SPRAUVE SCHOOL FIRST DAY FOCUSES ON PARENTS

Aug. 27, 2002 – While Tuesday was the first day back to school for the territory's estimated 18,000 to 20,000 students at 38 different public schools, the focus in at least one St. John school was on parents.
"Do not drop your children off here and expect us to fix them," warned Shirley Joseph, principal at Julius E. Sprauve School at a morning assembly for second through sixth graders and their parents.
She said parents need to check their children's homework, discipline them when necessary and get involved with school activities to make sure they succeed in school.
Announcing a tougher discipline program for this school year, Joseph said that, while students will still receive counseling for behavior problems, she will be quicker to suspend than in previous years. The minimum suspension will be five days.
"We expect students to take responsibility for their behavior," she said.
Joseph also told the parents that the school has a psychologist available to help with school-related problems. And if parents just want to talk to her, their problems and concerns will remain confidential.
"I'm sure when we have problems at school, you have problems at home," Joseph said.
One parent agreed with Joseph's tough words. Edris Powell, who has children in the gifted program as well as grades seven and eight, said that parents should be involved in their children's school careers. "If you don't know your child, who is going to know your child?" Powell asked.
The principal announced a new Team Nutrition pilot program that will put vegetarian and better-balanced meals in the school cafeteria. Sprauve School will also no longer have soda in the vending machines.

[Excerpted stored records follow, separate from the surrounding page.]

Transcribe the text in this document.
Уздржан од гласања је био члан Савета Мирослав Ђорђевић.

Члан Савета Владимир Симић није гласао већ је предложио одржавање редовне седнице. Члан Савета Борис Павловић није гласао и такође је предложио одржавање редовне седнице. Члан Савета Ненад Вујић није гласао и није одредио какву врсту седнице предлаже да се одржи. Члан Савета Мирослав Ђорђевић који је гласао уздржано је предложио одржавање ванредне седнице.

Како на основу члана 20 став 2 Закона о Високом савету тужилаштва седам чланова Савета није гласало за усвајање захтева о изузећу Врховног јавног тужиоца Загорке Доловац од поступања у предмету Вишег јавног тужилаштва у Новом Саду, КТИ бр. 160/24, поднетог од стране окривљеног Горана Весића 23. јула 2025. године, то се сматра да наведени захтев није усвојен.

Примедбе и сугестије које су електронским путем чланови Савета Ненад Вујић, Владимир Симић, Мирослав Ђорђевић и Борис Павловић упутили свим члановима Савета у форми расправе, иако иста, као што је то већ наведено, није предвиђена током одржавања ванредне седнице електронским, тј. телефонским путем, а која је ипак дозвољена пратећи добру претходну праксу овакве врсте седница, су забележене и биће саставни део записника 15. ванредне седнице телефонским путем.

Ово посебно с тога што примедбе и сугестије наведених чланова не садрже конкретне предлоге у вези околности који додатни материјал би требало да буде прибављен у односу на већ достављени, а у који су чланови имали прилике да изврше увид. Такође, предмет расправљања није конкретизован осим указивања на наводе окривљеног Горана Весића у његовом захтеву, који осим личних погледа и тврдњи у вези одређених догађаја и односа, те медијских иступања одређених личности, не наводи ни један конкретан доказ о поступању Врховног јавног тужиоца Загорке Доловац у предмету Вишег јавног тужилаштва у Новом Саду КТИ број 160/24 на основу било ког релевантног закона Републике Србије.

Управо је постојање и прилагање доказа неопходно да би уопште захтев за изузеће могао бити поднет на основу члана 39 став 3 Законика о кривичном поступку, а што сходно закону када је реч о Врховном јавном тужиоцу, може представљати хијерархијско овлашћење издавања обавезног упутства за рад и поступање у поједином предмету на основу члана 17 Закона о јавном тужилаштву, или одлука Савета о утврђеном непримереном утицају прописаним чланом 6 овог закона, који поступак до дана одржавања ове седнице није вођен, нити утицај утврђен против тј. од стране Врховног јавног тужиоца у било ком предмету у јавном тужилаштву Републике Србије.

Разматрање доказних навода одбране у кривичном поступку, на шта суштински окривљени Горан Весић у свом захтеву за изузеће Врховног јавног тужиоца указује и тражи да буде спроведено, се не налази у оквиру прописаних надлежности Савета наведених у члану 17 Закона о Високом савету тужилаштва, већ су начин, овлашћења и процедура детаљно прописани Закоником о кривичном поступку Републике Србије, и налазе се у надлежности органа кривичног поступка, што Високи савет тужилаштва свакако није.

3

Parents were reminded to notify the school if they change their address or phone number so they can be reached in an emergency.
Assistant principal Mario Francis reached out to the community to request volunteers help in the classroom, in the activity room and in the cafeteria.
While the parents may be glad that the first day of school finally arrived, at least one student was less than thrilled. Javed Williams, an 11-year-old fifth grader, said he wasn't happy that the summer vacation was over.
"But I like the classes," he said, sitting with his face in his hands at Sprauve School's cafeteria.
Education Department spokeswoman Juel Anderson said public schools across the territory have different orientation schedules, but all were ready to roll for the first day of school.
Some of the territory's private schools are open already. Others should open shortly.